Regardless of the type of hoe you choose, buy a hoe with a hardwood handle and a hand-forged steel blade for durability. Ash is one hardwood that can withstand the elements if you forget it outside. The handle must be smooth, but avoid hoes with lacquered handles, which can become slippery when damp. Choose a hoe with a handle long enough to prevent excessive stooping.
A draw hoe is the tool most gardeners think of as a conventional hoe. The blade is four to six inches wide, enabling it to slice weeds at soil level or engage in light hilling and cultivation tasks.
If your soil is well cultivated, consider a Dutch hoe to slice weeds beneath the surface. The Dutch hoe is also called a push hoe, because gardeners accomplish the weeding work by pushing, rather than by pulling as with the draw hoe.
You can buy an ergonomic hoe with a swan neck at the base, which holds the blade in a flat position while the handle is at an angled position. This draws the working end of the hoe across the ground without the need for user to adjust his posture.
A loop hoe is useful for weeding in narrow locations or between closely spaced plants. The open design of a loop eliminates the blind spot behind the blade that can cause a gardener to cut into a garden plant accidentally.
If a gardener complains that hoeing is hard work that may be because he has waited until the weeds are too mature to surrender to the hoe’s blade. The hoe shines when used as a garden tool to slice young, tender weeds in the organic garden. It doesn’t matter that the spindly root remains below the soil, because the plant isn’t vigorous enough to put forth new growth from that root at this stage.

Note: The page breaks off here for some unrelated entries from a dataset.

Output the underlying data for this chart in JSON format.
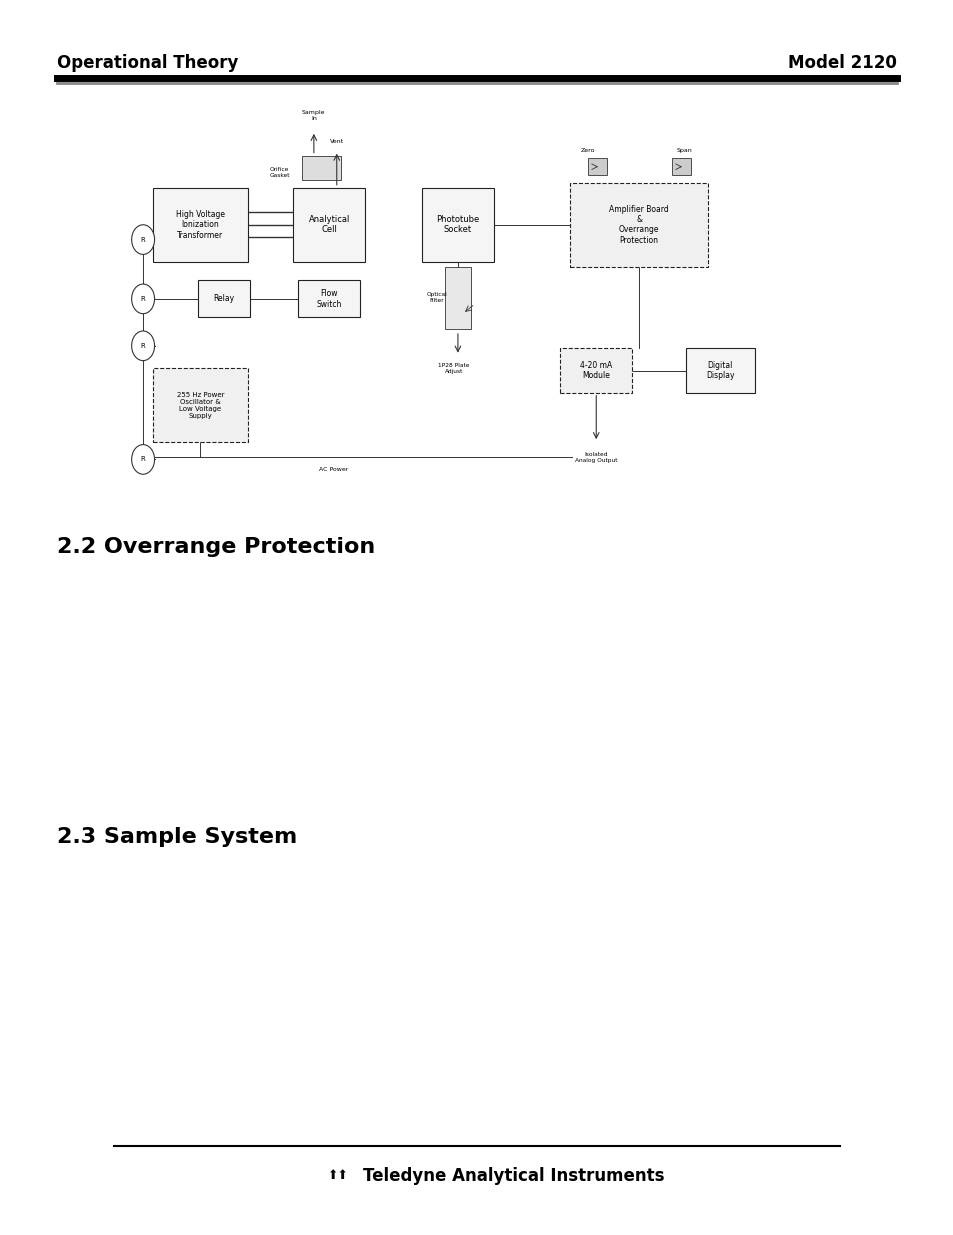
{
  "bg_color": "#ffffff",
  "header_left": "Operational Theory",
  "header_right": "Model 2120",
  "header_bar_color": "#000000",
  "header_bar2_color": "#888888",
  "section1_title": "2.2 Overrange Protection",
  "section2_title": "2.3 Sample System",
  "footer_text": "Teledyne Analytical Instruments",
  "footer_line_color": "#000000"
}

Use the hoe to create the small hills used in the garden for planting crops that require soil mounds for maximum production, such as potatoes and pumpkins. You can also use your hoe to mound soil around vegetables that need blanching, such as leeks.
Use the hoe as a compost helper to chop coarse vegetation and turn the heap.

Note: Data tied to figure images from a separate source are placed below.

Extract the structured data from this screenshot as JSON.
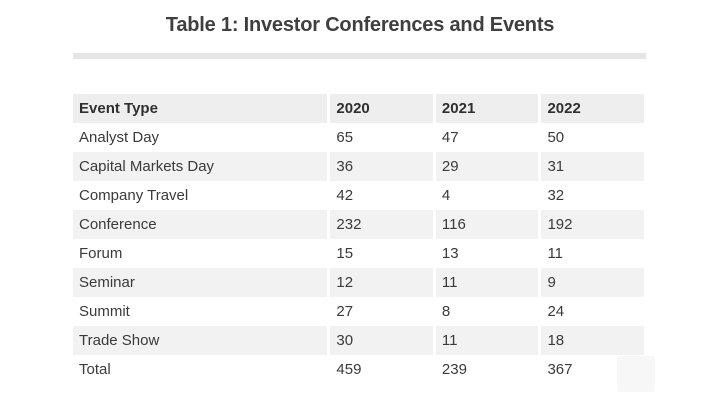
{
  "title": "Table 1: Investor Conferences and Events",
  "table": {
    "headers": [
      "Event Type",
      "2020",
      "2021",
      "2022"
    ],
    "rows": [
      [
        "Analyst Day",
        "65",
        "47",
        "50"
      ],
      [
        "Capital Markets Day",
        "36",
        "29",
        "31"
      ],
      [
        "Company Travel",
        "42",
        "4",
        "32"
      ],
      [
        "Conference",
        "232",
        "116",
        "192"
      ],
      [
        "Forum",
        "15",
        "13",
        "11"
      ],
      [
        "Seminar",
        "12",
        "11",
        "9"
      ],
      [
        "Summit",
        "27",
        "8",
        "24"
      ],
      [
        "Trade Show",
        "30",
        "11",
        "18"
      ],
      [
        "Total",
        "459",
        "239",
        "367"
      ]
    ]
  }
}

If your garden is experiencing below average rainfall or drought conditions, combat weeds with a 3-inch layer of organic mulch or compost. Excessive soil cultivation in drought conditions furthers moisture loss by increasing evaporation. When the meteorologist forecasts rain, you can then hoe to chop up the crust that covers the topsoil, to prevent rainwater from running off.
Use an alternative to hoeing to remove weeds that reproduce readily from small cuttings, such as mint or purslane. Using a hoe to remove mint is akin to the story of fishermen cutting the arms off starfish and throwing them back into the sea, where each arm generates a new starfish. You must employ hand pulling or horticultural vinegar to combat these plants.